Es ist natürlich schon toll, wenn man sich seine Instrumente fast nach Lust und Laune aussuchen kann. Aber letztlich beschränkt man sich doch auf eine bestimmte Auswahl und arbeitet damit intensiv. Heute sind das im Wesentlichen meine vier Roland MIDI-Expander (2x XV-3080, XV-2080, Integra-7; Anm.d. Red.). Damit habe ich eine Unzahl von sehr guten Sounds zur Verfügung. Gibt es zu viele Auswahlmöglichkeiten, verzettelt man sich. Außerdem bestünde dann die Gefahr, die Stücke zu selbstverliebt zu gestalten. Hier noch ein Sound mehr und da noch einer … Und das will dann keiner hören.

Deine vier Pond-Geburtstagskonzerte fanden allesamt an interessanten Orten statt. Wie kommst du an solche Locations?

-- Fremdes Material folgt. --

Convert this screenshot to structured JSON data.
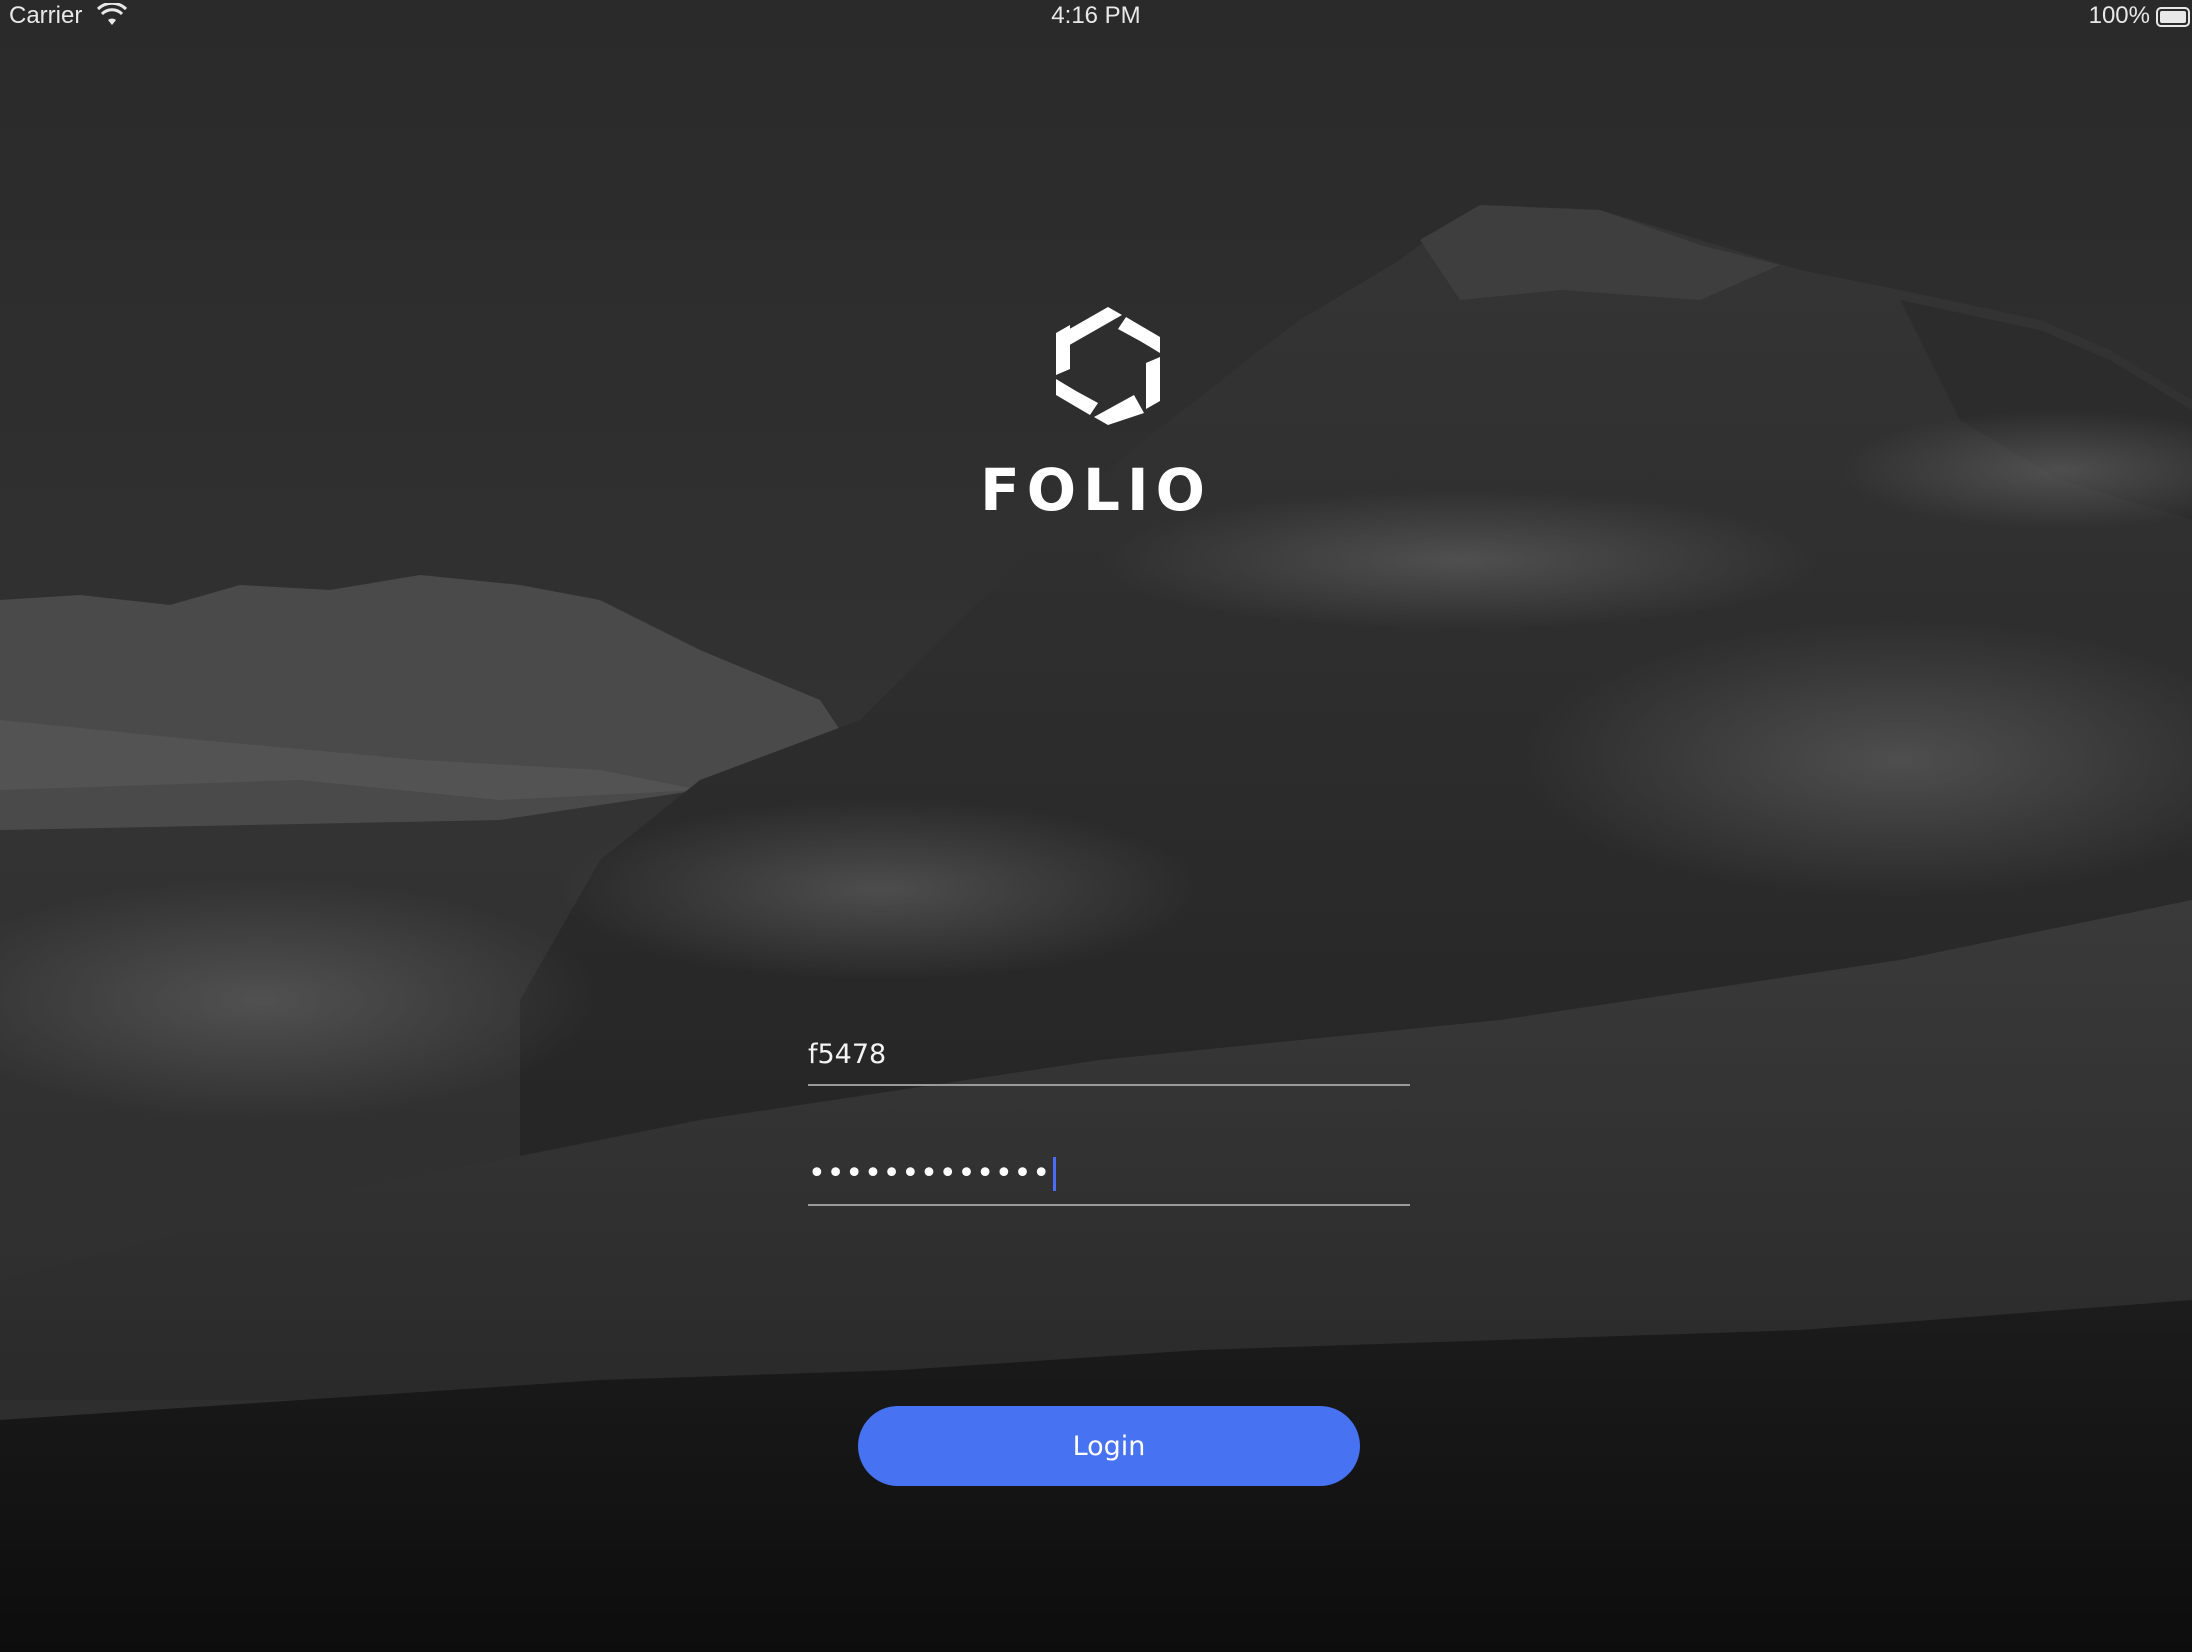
{
  "status_bar": {
    "carrier": "Carrier",
    "time": "4:16 PM",
    "battery": "100%",
    "icons": [
      "wifi-icon",
      "battery-icon"
    ]
  },
  "brand": {
    "logo_icon": "folio-hexagon-logo-icon",
    "name": "FOLIO"
  },
  "login_form": {
    "username": {
      "value": "f5478"
    },
    "password": {
      "masked_value": "•••••••••••••"
    },
    "login_label": "Login"
  },
  "colors": {
    "accent": "#4772f2",
    "cursor": "#4a6cf7",
    "text": "#ffffff",
    "underline": "#9a9a9a"
  }
}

Wir hatten schon immer einen Draht zu außergewöhnlichen Auftrittsorten. Wir haben in einem Stahlwerk gespielt und auch einmal unter Tage in einem Besucherbergwerk im Erzgebirge. Das hatte eine geile Atmosphäre, war aber eine ziemlich feuchte Angelegenheit. Wir hatten echt Angst um das Equipment … In Planetarien hatten wir schon mehrfach gespielt. Da lag es nahe, auch dort wieder aufzutreten.

Eure Lightshow ist seit Langem etwas Besonderes …

Ich fand das immer sehr wichtig, eine solche Musik auch optisch passend zu inszenieren. Wir hatten uns dazu seinerzeit etwa 300 Dias von einem Fotografen aus Halle anfertigen lassen. Die konnten wir mit drei Projektoren überblenden. Und wir hatten einen Laser! Ich habe das Teil etwa 1980 gegen ein Commodore Floppy-Laufwerk getauscht. (lacht) Wir hatten uns dazu auf einem Brett eine Anordnung aus Zahnarztspiegeln und Glasscheiben gebaut und konnten so einige Muster erzeugen. Im Saal musste es dazu stockdunkel sein, sonst hätte man den Laser nicht gesehen. Heute hat jeder Taschenlaser mehr Power, aber damals war das ein Knaller! Heute nutzen wir, zumindest bei den Gigs in den Planetarien, möglichst viel von der dort installierten Showtechnik.

Welche Pläne hast du für die kommenden 40 Jahre?

Als Nächstes erscheint die DVD Die Pond-Story mit altem Bild- und Tonmaterial. Dazu erscheinen alle Pond-Alben im Schuber als Der Pond-Cube. Danach sehen wir weiter …

www.pond.de

40 Jahre Pond

Zum vierzigjährigen Bestehen von Pond erschien im vergangenen Jahr eine CD/DVD mit den Konzert-Highlights der gesamten Pond-Geschichte. Parallel erschien das äußerst unterhaltsame Pond-Buch mit zahllosen Infos und Anekdoten des »staatlich geprüften Rockmusikers« Wolfgang »Paule« Fuchs. Nicht nur für Pond-Fans ein echtes Muss!